How to: Chain Axis Method Calls (LINQ to XML)

A common pattern that you will use in your code is to call an axis method, then call one of the extension method axes.

There are two axes with the name of Elements that return a collection of elements: the System.Xml.Linq.XContainer.Elements method and the System.Xml.Linq.Extensions.Elements method. You can combine these two axes to find all elements of a specified name at a given depth in the tree.

Example

This example uses System.Xml.Linq.XContainer.Elements and System.Xml.Linq.Extensions.Elements to find all Name elements in all Address elements in all PurchaseOrder elements.

This example uses the following XML document: Sample XML File: Multiple Purchase Orders (LINQ to XML).

XElement purchaseOrders = XElement.Load("PurchaseOrders.xml");
IEnumerable<XElement> names =
    from el in purchaseOrders
        .Elements("PurchaseOrder")
        .Elements("Address")
        .Elements("Name")
    select el;
foreach (XElement e in names)
    Console.WriteLine(e);

This example produces the following output:

<Name>Ellen Adams</Name>
<Name>Tai Yee</Name>
<Name>Cristian Osorio</Name>
<Name>Cristian Osorio</Name>
<Name>Jessica Arnold</Name>
<Name>Jessica Arnold</Name>

This works because one of the implementations of the Elements axis is as an extension method on IEnumerable of XContainer. XElement derives from XContainer, so you can call the System.Xml.Linq.Extensions.Elements method on the results of a call to the System.Xml.Linq.XContainer.Elements method.

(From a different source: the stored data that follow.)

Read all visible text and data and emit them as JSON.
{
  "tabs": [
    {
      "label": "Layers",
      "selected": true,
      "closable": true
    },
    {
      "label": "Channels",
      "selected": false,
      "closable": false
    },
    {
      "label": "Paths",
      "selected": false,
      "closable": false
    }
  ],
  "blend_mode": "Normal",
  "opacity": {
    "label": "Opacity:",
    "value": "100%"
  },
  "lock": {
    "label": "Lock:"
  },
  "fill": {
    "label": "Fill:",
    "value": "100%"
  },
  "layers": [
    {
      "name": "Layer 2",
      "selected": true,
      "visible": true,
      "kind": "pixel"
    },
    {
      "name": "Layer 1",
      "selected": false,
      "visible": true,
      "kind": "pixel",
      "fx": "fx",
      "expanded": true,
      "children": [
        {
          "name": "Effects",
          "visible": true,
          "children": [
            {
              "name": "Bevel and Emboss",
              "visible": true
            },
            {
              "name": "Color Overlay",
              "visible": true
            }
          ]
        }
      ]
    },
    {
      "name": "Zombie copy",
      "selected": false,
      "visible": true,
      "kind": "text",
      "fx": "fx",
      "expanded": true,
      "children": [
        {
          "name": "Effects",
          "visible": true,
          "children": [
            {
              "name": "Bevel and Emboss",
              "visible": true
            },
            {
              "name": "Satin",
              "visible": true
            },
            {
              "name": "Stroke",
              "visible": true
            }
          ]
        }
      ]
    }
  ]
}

Sometimes you want to retrieve all elements at a particular element depth when there might or might not be intervening ancestors. For example, in the following document, you might want to retrieve all the ConfigParameter elements that are children of the Customer element, but not the ConfigParameter that is a child of the Root element.

<Root>
  <ConfigParameter>RootConfigParameter</ConfigParameter>
  <Customer>
    <Name>Frank</Name>
    <Config>
      <ConfigParameter>FirstConfigParameter</ConfigParameter>
    </Config>
  </Customer>
  <Customer>
    <Name>Bob</Name>
    <!--This customer doesn't have a Config element-->
  </Customer>
  <Customer>
    <Name>Bill</Name>
    <Config>
      <ConfigParameter>SecondConfigParameter</ConfigParameter>
    </Config>
  </Customer>
</Root>

To do this, you can use the System.Xml.Linq.Extensions.Elements axis, as follows:

XElement root = XElement.Load("Irregular.xml");
IEnumerable<XElement> configParameters = 
    root.Elements("Customer").Elements("Config").
    Elements("ConfigParameter");
foreach (XElement cp in configParameters)
    Console.WriteLine(cp);

This example produces the following output:

<ConfigParameter>FirstConfigParameter</ConfigParameter>
<ConfigParameter>SecondConfigParameter</ConfigParameter>

The following example shows the same technique for XML that is in a namespace. For more information, see Working with XML Namespaces.

This example uses the following XML document: Sample XML File: Multiple Purchase Orders in a Namespace.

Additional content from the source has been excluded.